Can I Handle the Seasons of My Life?

Lately, I’ve been listening to a lot of music I loved as a child. James Taylor. The Chicks. Fleetwood Mac. Songs that somehow hold entire eras of my life inside them.

Maybe it’s this season of change. Aspects of me seeking comfort. Maybe it’s getting older and feeling nostalgic.

Listening to these lyrics through a more seasoned lens hits different. It’s a little like opening old photo albums; remembering the way life looked through the eyes of a different me.

Some songs feel like balm on my heart. Some send waves of grief through my bones. Some remind me of versions of myself I haven’t visited in years.

And one of my favorite songs of all time I listen to a lot when change is afoot - Landslide - has been on repeat.

There’s a line in that song that often takes my breath away:
“Can I handle the seasons of my life?”

I think most of us ask ourselves that question at some point.

When life changes quickly.
When relationships shift.
When the future feels uncertain.
When we’re stretched beyond what feels comfortable or familiar.

Can I handle this?
Can I really do this?
What if this breaks me?

But as the journey of life unfolds, the more I realize something.

Even the moments I thought I couldn’t survive... I did.

Not always gracefully.
Not always cleanly.
Sometimes I fell apart. Sometimes I withdrew or retreated. Sometimes I had to rest longer than I expected. Sometimes I cried on the kitchen floor and let life rearrange me.

But somehow, eventually, I moved through it.

And when I look back at the hardest seasons of my life, I can see that they shaped me in ways comfort or convenience never could have.

They softened me.

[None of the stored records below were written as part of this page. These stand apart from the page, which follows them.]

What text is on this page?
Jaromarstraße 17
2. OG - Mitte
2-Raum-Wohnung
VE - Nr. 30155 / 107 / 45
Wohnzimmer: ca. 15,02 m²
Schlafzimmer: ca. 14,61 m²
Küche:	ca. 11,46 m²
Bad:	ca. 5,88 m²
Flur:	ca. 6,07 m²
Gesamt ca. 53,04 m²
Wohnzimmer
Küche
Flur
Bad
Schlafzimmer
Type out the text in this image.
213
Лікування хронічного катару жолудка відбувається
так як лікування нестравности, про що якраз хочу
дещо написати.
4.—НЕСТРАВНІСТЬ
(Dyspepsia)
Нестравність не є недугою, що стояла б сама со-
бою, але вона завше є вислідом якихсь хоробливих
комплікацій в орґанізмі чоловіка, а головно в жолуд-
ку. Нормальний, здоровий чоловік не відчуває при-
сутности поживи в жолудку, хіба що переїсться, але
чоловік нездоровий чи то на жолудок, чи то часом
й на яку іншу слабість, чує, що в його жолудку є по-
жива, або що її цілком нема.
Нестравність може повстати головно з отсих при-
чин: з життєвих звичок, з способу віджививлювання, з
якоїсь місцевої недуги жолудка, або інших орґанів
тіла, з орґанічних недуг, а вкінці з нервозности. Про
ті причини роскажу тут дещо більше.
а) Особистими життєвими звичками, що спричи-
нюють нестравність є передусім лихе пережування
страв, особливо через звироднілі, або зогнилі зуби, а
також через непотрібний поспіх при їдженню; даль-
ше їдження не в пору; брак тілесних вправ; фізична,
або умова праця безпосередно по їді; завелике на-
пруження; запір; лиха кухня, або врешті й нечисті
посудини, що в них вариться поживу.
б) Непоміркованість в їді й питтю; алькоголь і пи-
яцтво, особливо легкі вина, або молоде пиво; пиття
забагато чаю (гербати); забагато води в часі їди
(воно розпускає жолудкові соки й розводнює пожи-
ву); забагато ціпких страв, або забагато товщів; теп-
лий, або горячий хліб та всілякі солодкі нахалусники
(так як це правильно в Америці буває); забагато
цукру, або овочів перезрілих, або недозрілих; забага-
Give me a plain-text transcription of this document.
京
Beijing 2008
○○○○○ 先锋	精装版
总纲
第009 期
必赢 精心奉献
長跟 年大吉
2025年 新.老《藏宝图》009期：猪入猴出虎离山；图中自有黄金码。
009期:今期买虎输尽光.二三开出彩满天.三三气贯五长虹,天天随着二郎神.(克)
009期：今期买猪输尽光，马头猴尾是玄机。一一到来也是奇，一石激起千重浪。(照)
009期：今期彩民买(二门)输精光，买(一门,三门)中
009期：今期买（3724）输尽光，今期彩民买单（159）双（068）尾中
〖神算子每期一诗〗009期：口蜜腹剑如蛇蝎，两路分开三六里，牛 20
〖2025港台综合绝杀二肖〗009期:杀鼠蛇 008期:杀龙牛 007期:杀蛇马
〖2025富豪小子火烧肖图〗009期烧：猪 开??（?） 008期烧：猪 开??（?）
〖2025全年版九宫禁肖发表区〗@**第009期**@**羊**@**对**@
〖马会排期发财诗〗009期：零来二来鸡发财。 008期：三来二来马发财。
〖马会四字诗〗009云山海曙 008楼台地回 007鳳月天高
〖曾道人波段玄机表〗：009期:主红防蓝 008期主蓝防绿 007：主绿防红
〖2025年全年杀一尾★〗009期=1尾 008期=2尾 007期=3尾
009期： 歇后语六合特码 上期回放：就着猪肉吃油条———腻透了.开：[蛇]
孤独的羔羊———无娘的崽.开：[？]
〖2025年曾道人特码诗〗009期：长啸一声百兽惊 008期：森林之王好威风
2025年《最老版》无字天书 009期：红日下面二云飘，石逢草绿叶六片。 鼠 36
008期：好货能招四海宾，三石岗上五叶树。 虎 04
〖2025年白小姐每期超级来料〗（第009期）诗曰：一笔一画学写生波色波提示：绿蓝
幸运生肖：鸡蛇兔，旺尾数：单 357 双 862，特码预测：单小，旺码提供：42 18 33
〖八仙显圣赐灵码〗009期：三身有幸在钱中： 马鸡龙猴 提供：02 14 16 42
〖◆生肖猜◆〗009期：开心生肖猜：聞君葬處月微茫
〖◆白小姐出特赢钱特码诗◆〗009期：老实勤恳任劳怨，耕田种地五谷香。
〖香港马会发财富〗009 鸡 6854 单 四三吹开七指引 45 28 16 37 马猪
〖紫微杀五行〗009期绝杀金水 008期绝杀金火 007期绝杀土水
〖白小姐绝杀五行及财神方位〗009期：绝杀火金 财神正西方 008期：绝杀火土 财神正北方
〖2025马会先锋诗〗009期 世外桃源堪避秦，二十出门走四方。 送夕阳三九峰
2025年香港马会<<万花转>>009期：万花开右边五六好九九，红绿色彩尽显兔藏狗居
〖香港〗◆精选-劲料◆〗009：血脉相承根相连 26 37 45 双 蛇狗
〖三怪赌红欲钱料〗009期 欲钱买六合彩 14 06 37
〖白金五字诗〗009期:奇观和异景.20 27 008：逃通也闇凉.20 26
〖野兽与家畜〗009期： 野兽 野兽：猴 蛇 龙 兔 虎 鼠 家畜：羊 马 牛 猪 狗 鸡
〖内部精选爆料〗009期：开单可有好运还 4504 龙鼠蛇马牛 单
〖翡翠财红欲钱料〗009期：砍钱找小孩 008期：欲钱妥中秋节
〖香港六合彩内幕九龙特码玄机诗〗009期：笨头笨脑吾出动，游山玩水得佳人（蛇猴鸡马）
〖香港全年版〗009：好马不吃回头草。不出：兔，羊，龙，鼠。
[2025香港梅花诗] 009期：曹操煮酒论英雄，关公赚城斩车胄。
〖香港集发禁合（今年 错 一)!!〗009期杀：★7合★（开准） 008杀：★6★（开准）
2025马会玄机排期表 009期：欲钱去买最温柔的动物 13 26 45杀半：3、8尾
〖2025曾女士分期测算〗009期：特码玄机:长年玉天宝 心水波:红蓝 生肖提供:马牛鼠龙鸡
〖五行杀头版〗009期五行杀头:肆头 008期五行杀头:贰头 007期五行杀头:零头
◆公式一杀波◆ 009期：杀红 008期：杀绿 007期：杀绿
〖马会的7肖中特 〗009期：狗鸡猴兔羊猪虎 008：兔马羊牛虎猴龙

Marinated me.
Strengthened me.
Made me more honest.
More compassionate.
More true to myself.

I don’t think resilience always looks powerful in the moment.

Sometimes resilience looks like pivoting.
Sometimes it looks like asking for help.
Sometimes it looks like feeling everything fully and allowing yourself to completely unravel instead of numbing it away.

But over and over again, we survive things we once thought would destroy us.

And somehow we come out the other side better.

Maybe that’s part of the miracle of being alive.

And if you’re in a season that feels uncertain, uncomfortable, or deeply transformative right now, I hope you remember this:

You do not need to move through it perfectly to move through it successfully.

And I hope you’re being as kind to yourself as your dear friend would be to you.